Freschissimo di stampa è infine Non può essere omicidio! (pagg. 294, euro 16,90, traduzione di Dario Pratesi), una chicca firmata dallo statunitense Hugh Austin (Evans) che risale al 1935 e che approda per la prima sui nostri scaffali. Un poliziesco alla Ellery Queen (nel senso che, nelle ultime pagine, viene sfidato il lettore a risolvere l’enigma sulla base degli indizi disseminati qua e là nelle pagine della vicenda), incentrato su un intrigante quanto ben congegnato mistero. Fermo restando che, come si conviene a un buon giallista, anche della vita di Austin si sa poco o nulla. Ovvero che era nato chissà dove nel 1903 e che era stato sposato con Alice. Come da necrologio apparso sul New York Times, nel quale veniva riportata la sua data di morte, il 30 luglio 1964, a Bayside, in quel di New York, dove peraltro aveva vissuto (forse) per 19 anni. 
Molto apprezzato dal pubblico e dalla critica dell’epoca, con il passar del tempo questa felice penna sarebbe stata praticamente dimenticata. E a nulla valse, negli anni Sessanta, il suggerimento agli editori specializzati di ristampare le sue opere da parte del noto critico americano Anthony Boucher. Per certo si sa che aveva debuttato proprio con il lavoro del quale stiamo parlando, ovvero Couldn’t Be Murder nella versione originale, dove a tenere la scena è il sergente Peter D. Quint della Squadra omicidi della polizia di New York, che al termine di questa indagine verrà promosso tenente e che terrà banco anche nei quattro successivi romanzi (tutti contenenti la parola Murder nel titolo). 
Detto questo, spazio alla sinossi di Non può essere omicidio!, un poliziesco che cattura all’insegna di una garbata scrittura e imbastito su una serie di indizi ben distribuiti nella trama, peraltro “portatori di una innovativa chiave di lettura: una gatta spinta a intrufolarsi più volte nella camera di una persona che ha una grave allergia al suo pelo (“Di certo molto diversa - ironizza Polillo - da quella che affianca il vice-commissario Zottìa nei miei romanzi”)”. E poi una sveglia caricata il cui allarme non è suonato; un caffè, forse drogato, i cui fondi sono scomparsi; un barattolo che dovrebbe essere impolverato e invece non lo è; una cameriera senza soldi che veste solo abiti di gran lusso.
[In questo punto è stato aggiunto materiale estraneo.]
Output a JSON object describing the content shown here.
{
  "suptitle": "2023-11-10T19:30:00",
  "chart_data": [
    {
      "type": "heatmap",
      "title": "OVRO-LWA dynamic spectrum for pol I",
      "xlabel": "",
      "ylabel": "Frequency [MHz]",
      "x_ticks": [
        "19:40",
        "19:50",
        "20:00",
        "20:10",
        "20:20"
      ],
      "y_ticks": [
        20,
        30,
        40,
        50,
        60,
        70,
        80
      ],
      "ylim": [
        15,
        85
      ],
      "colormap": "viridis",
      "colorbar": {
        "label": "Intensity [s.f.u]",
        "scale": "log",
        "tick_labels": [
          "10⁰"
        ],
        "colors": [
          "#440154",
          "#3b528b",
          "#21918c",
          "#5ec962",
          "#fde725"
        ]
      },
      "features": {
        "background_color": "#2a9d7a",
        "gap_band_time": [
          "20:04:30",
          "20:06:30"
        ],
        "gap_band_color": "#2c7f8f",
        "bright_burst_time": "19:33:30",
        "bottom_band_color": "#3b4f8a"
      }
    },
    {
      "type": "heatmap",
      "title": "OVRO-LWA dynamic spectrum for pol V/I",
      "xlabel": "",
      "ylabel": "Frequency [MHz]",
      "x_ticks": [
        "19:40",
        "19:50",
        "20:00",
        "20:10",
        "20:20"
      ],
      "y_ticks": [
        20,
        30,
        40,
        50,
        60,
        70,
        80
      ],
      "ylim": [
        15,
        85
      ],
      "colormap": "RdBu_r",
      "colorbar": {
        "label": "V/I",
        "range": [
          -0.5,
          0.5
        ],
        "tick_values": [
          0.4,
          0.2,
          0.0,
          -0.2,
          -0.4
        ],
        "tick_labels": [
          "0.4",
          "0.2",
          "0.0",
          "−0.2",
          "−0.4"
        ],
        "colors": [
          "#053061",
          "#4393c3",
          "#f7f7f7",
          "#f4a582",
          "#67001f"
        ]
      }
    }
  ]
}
Aggiungete infine “una famiglia americana di banchieri con qualche problema economico, un anziano maggiordomo propenso alle bugie, una svenevole cognata che infrange cuori a più non posso e una donna, di cui tutti si auguravano la morte, trovata priva di vita nel suo letto” e il gioco è fatto. 
In buona sostanza è questo lo scenario che dovrà affrontare Quint quando viene mandato dal suo ispettore, nel cuore della notte, nel palazzo degli Haughton “per far luce su un decesso sbrigativamente attribuito dal medico di famiglia a cause naturali. Il sospetto che nella casa si nasconda un assassino trova conferma quando, poco più tardi, un altro cadavere viene scoperto in una stanza chiusa a chiave dall'interno. Ma sarà solo dopo un terzo delitto che la polizia riuscirà a individuare l’astutissimo colpevole”. E allora, visti gli indizi, ci riuscirete anche voi?